5. Intermittent Second Degree Heart Block: In most cases of CCTGA, the electrical connections in her heart are compromised. Often times, this requires a pacemaker. They anticipated this at her birth and during her first heart surgery at 4 days old, they placed the pacemaker leads for future connection. It is unknown at this time if she will need the pacemaker to be connected after the Fontan.


The Normal Heart

In a normal heart, the right atrium receives blood returning from the body. There is a "pipe" that carries the blood from your head called the Superior Vena Cava and a "pipe" that carries the blood from the rest of the body called the Inferior Vena Cava. Both of these pipes empty the blood into the right atrium.
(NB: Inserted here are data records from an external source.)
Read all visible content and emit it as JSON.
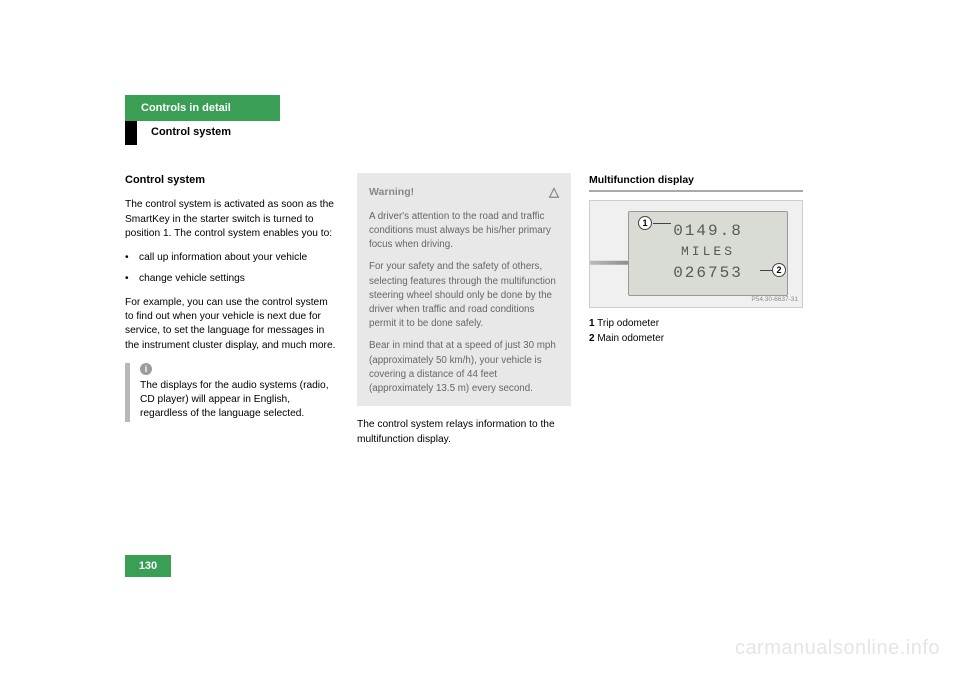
{
  "header": {
    "tab": "Controls in detail",
    "sub": "Control system"
  },
  "col1": {
    "heading": "Control system",
    "p1": "The control system is activated as soon as the SmartKey in the starter switch is turned to position 1. The control system enables you to:",
    "b1": "call up information about your vehicle",
    "b2": "change vehicle settings",
    "p2": "For example, you can use the control system to find out when your vehicle is next due for service, to set the language for messages in the instrument cluster display, and much more.",
    "info": "The displays for the audio systems (radio, CD player) will appear in English, regardless of the language selected."
  },
  "col2": {
    "warn_title": "Warning!",
    "w1": "A driver's attention to the road and traffic conditions must always be his/her primary focus when driving.",
    "w2": "For your safety and the safety of others, selecting features through the multifunction steering wheel should only be done by the driver when traffic and road conditions permit it to be done safely.",
    "w3": "Bear in mind that at a speed of just 30 mph (approximately 50 km/h), your vehicle is covering a distance of 44 feet (approximately 13.5 m) every second.",
    "p1": "The control system relays information to the multifunction display."
  },
  "col3": {
    "heading": "Multifunction display",
    "trip": "0149.8",
    "unit": "MILES",
    "main": "026753",
    "code": "P54.30-6637-31",
    "legend1_num": "1",
    "legend1_txt": "Trip odometer",
    "legend2_num": "2",
    "legend2_txt": "Main odometer"
  },
  "page_number": "130",
  "watermark": "carmanualsonline.info"
}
This blood is low in oxygen (blue).

It flows into the right ventricle, and is then pumped to the pulmonary artery to the lungs. In the lungs it picks up oxygen (red) then flows through the pulmonary veins to the left atrium and into the left ventricle. It is then pumped out of the aorta to the rest of the body.

In Brief:

Blue blood from body (IVC) and head (SVC) go to right atrium, to right ventricle, to pulmonary artery, to lungs, to left atrium, left ventricle, aorta, then body. Repeat. For many, many, many years!

Right now Harlie's blood flows like this:

Blue blood from body (IVC) to left atrium, to left ventricle to right ventricle to aorta, to body (notice NO lungs are mentioned).

And

Blue blood from head (SVC) to lungs, to right atrium, to right ventricle to aorta, to body.
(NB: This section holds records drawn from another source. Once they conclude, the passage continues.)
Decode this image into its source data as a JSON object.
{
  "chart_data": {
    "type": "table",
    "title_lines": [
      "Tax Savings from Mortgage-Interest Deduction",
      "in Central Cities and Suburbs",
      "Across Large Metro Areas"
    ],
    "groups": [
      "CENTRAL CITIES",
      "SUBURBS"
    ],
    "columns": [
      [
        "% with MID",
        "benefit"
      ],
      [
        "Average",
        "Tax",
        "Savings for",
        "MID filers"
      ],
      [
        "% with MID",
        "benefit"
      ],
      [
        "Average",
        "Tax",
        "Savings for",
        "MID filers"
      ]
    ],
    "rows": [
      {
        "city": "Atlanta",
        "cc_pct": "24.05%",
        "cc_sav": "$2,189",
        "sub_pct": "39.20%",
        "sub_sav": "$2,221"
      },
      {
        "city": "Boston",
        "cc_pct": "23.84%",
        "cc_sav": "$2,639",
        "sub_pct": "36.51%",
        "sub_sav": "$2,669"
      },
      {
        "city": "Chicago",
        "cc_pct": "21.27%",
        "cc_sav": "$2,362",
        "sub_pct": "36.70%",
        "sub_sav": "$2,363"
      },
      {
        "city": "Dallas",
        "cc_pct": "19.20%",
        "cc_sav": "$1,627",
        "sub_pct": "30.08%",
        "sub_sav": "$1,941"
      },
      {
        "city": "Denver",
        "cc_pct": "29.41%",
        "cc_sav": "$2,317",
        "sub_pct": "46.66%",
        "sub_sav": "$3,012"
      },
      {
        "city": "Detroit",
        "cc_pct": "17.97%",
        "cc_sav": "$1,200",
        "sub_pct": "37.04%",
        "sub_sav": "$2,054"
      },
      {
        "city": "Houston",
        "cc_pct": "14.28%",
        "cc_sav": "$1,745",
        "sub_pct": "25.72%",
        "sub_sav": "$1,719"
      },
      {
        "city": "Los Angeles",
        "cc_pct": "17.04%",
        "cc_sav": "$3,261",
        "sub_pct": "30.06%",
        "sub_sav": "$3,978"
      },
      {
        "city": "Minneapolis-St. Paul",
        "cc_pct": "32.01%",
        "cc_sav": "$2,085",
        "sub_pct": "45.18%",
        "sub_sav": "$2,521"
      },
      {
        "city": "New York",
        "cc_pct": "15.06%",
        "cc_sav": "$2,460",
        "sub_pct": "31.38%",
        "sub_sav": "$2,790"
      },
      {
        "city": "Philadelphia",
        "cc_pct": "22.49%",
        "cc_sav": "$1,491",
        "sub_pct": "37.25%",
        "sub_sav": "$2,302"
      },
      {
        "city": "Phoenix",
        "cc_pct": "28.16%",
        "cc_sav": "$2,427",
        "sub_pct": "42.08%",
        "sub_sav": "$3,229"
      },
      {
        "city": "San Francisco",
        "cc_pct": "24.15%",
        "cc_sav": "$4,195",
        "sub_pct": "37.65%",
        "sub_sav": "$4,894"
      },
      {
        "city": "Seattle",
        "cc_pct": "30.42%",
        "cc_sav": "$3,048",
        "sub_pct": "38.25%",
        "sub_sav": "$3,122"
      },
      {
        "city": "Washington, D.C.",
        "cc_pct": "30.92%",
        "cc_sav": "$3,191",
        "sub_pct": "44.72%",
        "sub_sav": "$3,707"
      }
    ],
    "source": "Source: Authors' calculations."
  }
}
The Bi-lateral, Bi-Directional Glenn

In her 2nd heart surgery (called the Glenn) the surgeon disconnected her SVCs from feeding blood into her left atrium. Then he connected her SVCs to the pulmonary artery, so blood coming from her head would go straight to her lungs to receive oxygen and then would go to her heart to be pumped out to her body.

Basically, in a normal heart there are two ways for the blood to leave the heart - the pulmonary artery (going to the lungs) and the aorta (going to the body) and they leave from two different ventricles. The small ventricle (right) pumps to the lungs and the large ventricle (left) pumps to the body.

In Harlie's heart, there is only one way for the blood to leave her heart - the aorta (going to the body). Because she essentially only has one ventricle because of her large VSD.

The Fontan

In the Fontan procedure, the surgeon will disconnect the IVC (blood coming from her body and feeding into her left atrium) from her left atrium and will connect it directly to her pulmonary artery so that blood coming from her body will go straight to her lungs to receive oxygen, then will go to her heart to be pumped to her body again.

So, her new circulation will go like this:

Blood from body and head will go to pulmonary artery, lungs, right atrium, her one ventricle and out the aorta to her body. Repeat. For many, many years.

The Damus-Kaye-Stansel Procedure (DKS)

The DKS is the creation of a connection (made of donated tissue or Gore-Tex) between her left ventricle to her aorta. It will give the blood another way out of her combined ventricles to the aorta, to her body.

That's it! Got it? Piece of cake.

4 comments:

Sarah Gunn said...

Whew! I am having flashbacks to every biology/anatomy class I ever took, which I barely passed by the way. I am impressed Christy!! I know it's not ideal, but I hope you get to go home today. Good luck and give Harlie and they boys a big hug!

grandma said...

I am exhausted after reading all that...I was just as hard when you explaned it to me and your mom! OK..point is...Dr.Jonas knows what has to be done...can fix it...and we just have to get Harlie healthy..right? You can do this!!!! your the best!

Heather said...

wow. where did you get your medical degree? you do have a way of making if more clear though. great education!

Tracy said...

Isn't it amazing that we parents of VACTERL children know more then doctors? Crazy huh?
That is a lot of info that's for sure. I think we should be given medical degrees for just having our girls. LOL.